Reja and Cappello who were to become great friends, were an intrinsic part of the team’s midfield during the mid sixties and both were later honoured for their achievements at the club’s centenary celebrations in 2007. Ottavio Bianchi was the man who brought Maradona to Napoli before finally securing the club’s first scudetto in 1987. Centre-half Carlo Mazzone went on to achieve notoriety as the larger than life coach of amongst others, Ascoli, Roma and Brescia. Osvaldo Bagnoli on the other hand, will forever be remembered as the tactician who masterminded the glorious 1985 scudetto winning team from Verona, the last time a provincial side got their hands on Italian football’s biggest prize.

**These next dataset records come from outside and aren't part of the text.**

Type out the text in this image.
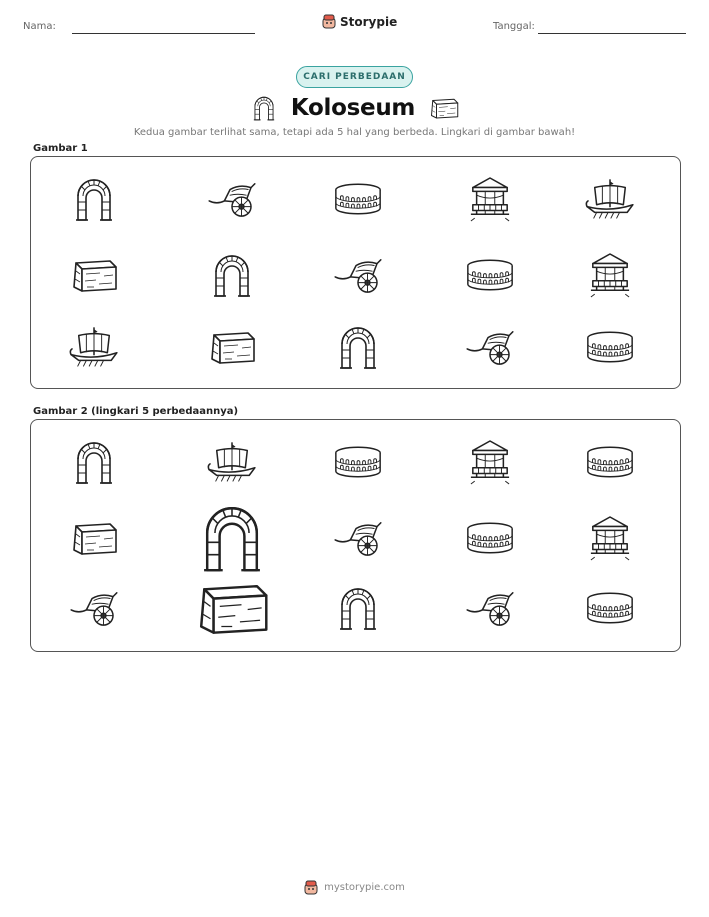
Nama:	Storypie	Tanggal:
CARI PERBEDAAN
Koloseum
Kedua gambar terlihat sama, tetapi ada 5 hal yang berbeda. Lingkari di gambar bawah!
Gambar 1
Gambar 2 (lingkari 5 perbedaannya)
mystorypie.com
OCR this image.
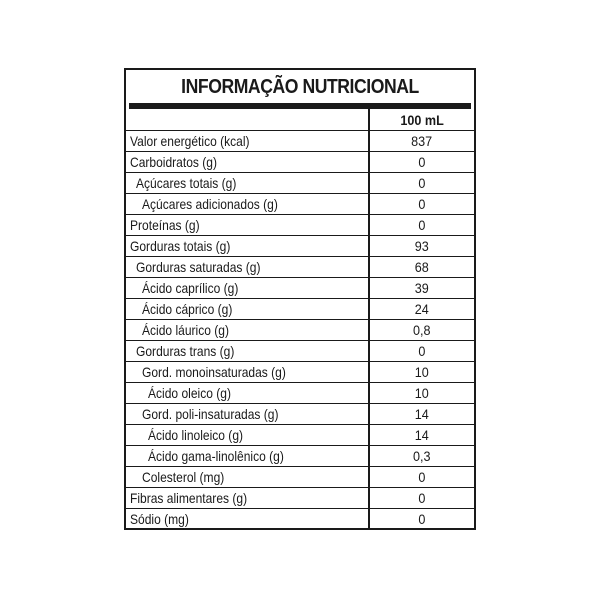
INFORMAÇÃO NUTRICIONAL
	100 mL
Valor energético (kcal)	837
Carboidratos (g)	0
Açúcares totais (g)	0
Açúcares adicionados (g)	0
Proteínas (g)	0
Gorduras totais (g)	93
Gorduras saturadas (g)	68
Ácido caprílico (g)	39
Ácido cáprico (g)	24
Ácido láurico (g)	0,8
Gorduras trans (g)	0
Gord. monoinsaturadas (g)	10
Ácido oleico (g)	10
Gord. poli-insaturadas (g)	14
Ácido linoleico (g)	14
Ácido gama-linolênico (g)	0,3
Colesterol (mg)	0
Fibras alimentares (g)	0
Sódio (mg)	0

As the sixties’ flower power movement gave way to the early seventies, Spal’s fortunes took a turn for the worse and the club suffered successive relegations to find itself cut adrift in the barren wastelands of Serie C, Italy’s third tier.  Towards the end of  the decade and Mazza’s reign at the helm, Spal managed to claw its way back up to Serie B but by the start of the eighties it had returned to the lower reaches where it has stayed ever since, apart from an all too brief return to Serie B in 1992. By now financial mismanagement was starting to catch up with the club from Ferrara and in 2005 it was declared bankrupt.

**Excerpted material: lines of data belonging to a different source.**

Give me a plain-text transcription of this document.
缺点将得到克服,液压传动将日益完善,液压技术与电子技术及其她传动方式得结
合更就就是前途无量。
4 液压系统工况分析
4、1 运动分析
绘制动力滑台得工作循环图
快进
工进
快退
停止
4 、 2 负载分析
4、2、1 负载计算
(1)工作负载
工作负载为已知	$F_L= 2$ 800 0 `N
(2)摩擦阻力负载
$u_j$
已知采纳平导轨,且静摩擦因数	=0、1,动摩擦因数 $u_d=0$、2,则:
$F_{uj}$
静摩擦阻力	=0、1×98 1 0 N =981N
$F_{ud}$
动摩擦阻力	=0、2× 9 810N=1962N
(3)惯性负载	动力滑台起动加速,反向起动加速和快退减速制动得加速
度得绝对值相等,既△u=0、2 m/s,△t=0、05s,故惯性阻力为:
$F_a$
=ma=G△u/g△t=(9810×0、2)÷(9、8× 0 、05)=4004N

The savior came in the shape of businessman Gianfranco Tomasi and the club was renamed Spal  1907. By the time of their centenary in 2007, the club’s very existence was again in jeopardy and as former players returned to Ferrara to mark the special occasion, it served as a harsh reminder to their loyal followers of just how much the club had given to the game in Italy and just how bad things had become.

This summer, after relegation into Italy’s fourth tier and with current president Cesare Butelli unable to make any headway into the three million euro debt which was suffocating the club, the inevitable happened and Spal 1907 was wound up after failing to meet the 600,000 euro inscription fee to be able to take part in next season’s championship. 105 years of glorious history had finally reached its sad conclusion.

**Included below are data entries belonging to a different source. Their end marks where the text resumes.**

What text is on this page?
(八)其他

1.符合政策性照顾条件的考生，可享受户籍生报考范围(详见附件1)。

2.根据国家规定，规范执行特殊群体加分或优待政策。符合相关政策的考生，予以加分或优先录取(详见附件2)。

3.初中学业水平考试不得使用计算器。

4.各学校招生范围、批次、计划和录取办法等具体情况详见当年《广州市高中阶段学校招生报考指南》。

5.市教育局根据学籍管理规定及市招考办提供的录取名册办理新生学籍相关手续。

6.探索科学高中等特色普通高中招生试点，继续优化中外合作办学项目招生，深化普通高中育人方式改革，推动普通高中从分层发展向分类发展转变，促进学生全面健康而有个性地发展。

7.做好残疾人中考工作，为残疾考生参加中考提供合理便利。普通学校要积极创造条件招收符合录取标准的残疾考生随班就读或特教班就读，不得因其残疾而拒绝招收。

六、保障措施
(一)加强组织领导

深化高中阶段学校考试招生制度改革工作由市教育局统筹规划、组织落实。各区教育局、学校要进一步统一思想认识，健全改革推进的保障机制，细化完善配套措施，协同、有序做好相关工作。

A few years ago whilst on holiday in Sorrento, I went to see an early season game when Spal were the visitors. On a scorching September afternoon in front of a crowd of around 800 people, many of the older supporters, once they discovered I was English, seemed more than happy to while away the 90 minutes discussing the vital role the visiting team had played in the history of football l in the peninsula -perhaps the greatest legacy any team can leave behind.

So the final tale of the tape reads like this. Serie B champions 1950-51, Coppa Italia finalists 1962, Serie C champions 1937-38, 1972-73, 1977-78, 1991-92. Not a palmares that would set the world alight but these statistics are irrelevant in the grand scheme of things. Many commentators on the game in the peninsula have been writing the obituary of this once great club in an attempt to explain to a younger generation just what an important part the team from Ferrara has played in the history of calcio.

But out of despair comes hope for one of Italy’s oldest clubs with a new team, Real Spal, under the guidance of new president Roberto Ranzani, about to commence the new season in the amateur ranks of Serie D. The club has managed to claim a “wild card” entry into Italy’s fifth tier thanks to their contribution to the game in the peninsula.

David Sassarini, a young coach whose only previous managerial experience has been with Venezia, has been given the task of trying to put the club back on the road to recovery. Sassarini has invited trialists from all over Italy to come to Ferrara to display their talents whilst promoting some of the former clubs primavera players into the first team in the hope of a quick return to the professional ranks. For what they have given to the game in Italy over the past century they surely deserve to have this opportunity.